I’m standing outside Dr. Torrino’s office at eight in the morning, wearing the new clothes Nicky insisted on buying me. Smart trousers, a button-down shirt, all professional and proper. I look the part but it’s hard trying to convince myself that I’m not about to completely fuck this up.

It’s my first day. My first job since prison. The first time in years that someone is trusting me with actual responsibility. What if I’ve forgotten everything? What if the skills I learned in Brixton don’t translate to this world? What if Dr. Torrino realizes he’s made a terrible mistake and sends me home before lunch?

I take a deep breath and walk through the door.

To my surprise, the office is already bustling. Three people in the waiting room, all wearing that particular carefully neutral expression that suggests they’re here for reasons they can’t discuss in polite company.
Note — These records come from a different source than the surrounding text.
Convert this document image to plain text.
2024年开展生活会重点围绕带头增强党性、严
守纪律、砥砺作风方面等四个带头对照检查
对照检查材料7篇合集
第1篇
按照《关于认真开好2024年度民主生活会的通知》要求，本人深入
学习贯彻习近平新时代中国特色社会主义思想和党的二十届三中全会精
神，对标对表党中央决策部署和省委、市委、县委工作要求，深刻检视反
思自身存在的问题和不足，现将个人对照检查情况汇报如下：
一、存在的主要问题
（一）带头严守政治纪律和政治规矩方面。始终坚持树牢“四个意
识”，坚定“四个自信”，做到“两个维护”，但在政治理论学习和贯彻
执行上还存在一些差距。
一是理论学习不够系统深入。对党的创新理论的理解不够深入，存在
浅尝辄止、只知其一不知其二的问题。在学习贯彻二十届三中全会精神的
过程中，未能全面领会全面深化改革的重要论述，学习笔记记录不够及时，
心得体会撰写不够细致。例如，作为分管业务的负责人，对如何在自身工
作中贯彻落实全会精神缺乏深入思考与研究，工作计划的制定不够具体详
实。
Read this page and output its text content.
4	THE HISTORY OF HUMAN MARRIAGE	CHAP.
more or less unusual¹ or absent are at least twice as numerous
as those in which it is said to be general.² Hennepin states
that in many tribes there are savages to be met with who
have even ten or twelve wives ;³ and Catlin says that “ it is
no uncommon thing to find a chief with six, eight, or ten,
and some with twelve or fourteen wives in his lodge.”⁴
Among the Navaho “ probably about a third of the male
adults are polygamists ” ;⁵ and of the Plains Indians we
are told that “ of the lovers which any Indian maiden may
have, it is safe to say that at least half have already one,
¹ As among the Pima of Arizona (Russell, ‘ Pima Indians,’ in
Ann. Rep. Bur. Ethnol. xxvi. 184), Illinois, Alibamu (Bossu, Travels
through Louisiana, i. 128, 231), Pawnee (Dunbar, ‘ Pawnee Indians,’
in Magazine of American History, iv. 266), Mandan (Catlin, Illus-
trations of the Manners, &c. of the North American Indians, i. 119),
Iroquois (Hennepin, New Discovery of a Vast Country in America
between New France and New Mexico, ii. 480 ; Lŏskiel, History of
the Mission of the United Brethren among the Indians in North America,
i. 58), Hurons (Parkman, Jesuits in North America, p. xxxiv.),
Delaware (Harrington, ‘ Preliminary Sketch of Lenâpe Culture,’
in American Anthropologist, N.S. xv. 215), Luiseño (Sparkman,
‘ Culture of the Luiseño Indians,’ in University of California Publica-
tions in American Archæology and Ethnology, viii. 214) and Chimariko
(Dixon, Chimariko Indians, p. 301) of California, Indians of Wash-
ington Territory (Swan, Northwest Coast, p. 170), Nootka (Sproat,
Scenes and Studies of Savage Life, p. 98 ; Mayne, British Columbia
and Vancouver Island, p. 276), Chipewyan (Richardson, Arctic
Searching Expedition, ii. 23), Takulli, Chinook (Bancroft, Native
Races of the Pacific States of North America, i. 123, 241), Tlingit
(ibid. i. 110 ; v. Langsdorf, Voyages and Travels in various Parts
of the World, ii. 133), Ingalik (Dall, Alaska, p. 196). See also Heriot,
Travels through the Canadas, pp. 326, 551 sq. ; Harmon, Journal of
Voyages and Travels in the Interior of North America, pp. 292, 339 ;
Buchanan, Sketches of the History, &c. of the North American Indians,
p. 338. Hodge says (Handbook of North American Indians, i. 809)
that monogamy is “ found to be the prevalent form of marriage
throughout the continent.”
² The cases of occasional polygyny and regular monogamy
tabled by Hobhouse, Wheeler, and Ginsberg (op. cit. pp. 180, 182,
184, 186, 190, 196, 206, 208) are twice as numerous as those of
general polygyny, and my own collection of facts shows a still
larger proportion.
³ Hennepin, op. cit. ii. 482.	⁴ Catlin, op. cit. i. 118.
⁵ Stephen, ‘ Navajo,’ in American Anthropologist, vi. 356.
I find Dr. Torrino at his desk, reviewing files, and he looks up with a genuine smile when I enter.

“Liam! Perfect timing. Ready for your first day?”

“I think so,” I say, hoping my voice sounds more confident than I feel.

“Good. The first rule of working with our clientele is that discretion is paramount. You see nothing, you hear nothing, you remember nothing outside these walls. Understood?”

“Understood.”

“The second rule is, treat everyone with respect, regardless of what they do for a living or why they’re here. Pain is pain, injury is injury. We don’t judge.”

“Got it.”

“Excellent. Let’s get started.”

The first patient is a middle-aged man with a knife wound on his thigh that he claims came from “an accident in the kitchen.” Dr. Torrino doesn’t question the obvious lie, just nods and gestures for me to assist with the cleaning and suturing.

My hands are still shaking as I put on the disposable gloves, but the moment I start working on irrigating the wound, assessing the damage, preparing the suture kit… everything else falls away. This is familiar territory. This is something I know how to do.

“Good technique,” Dr. Torrino murmurs as I help him close the wound. “Steady hands, proper tension.”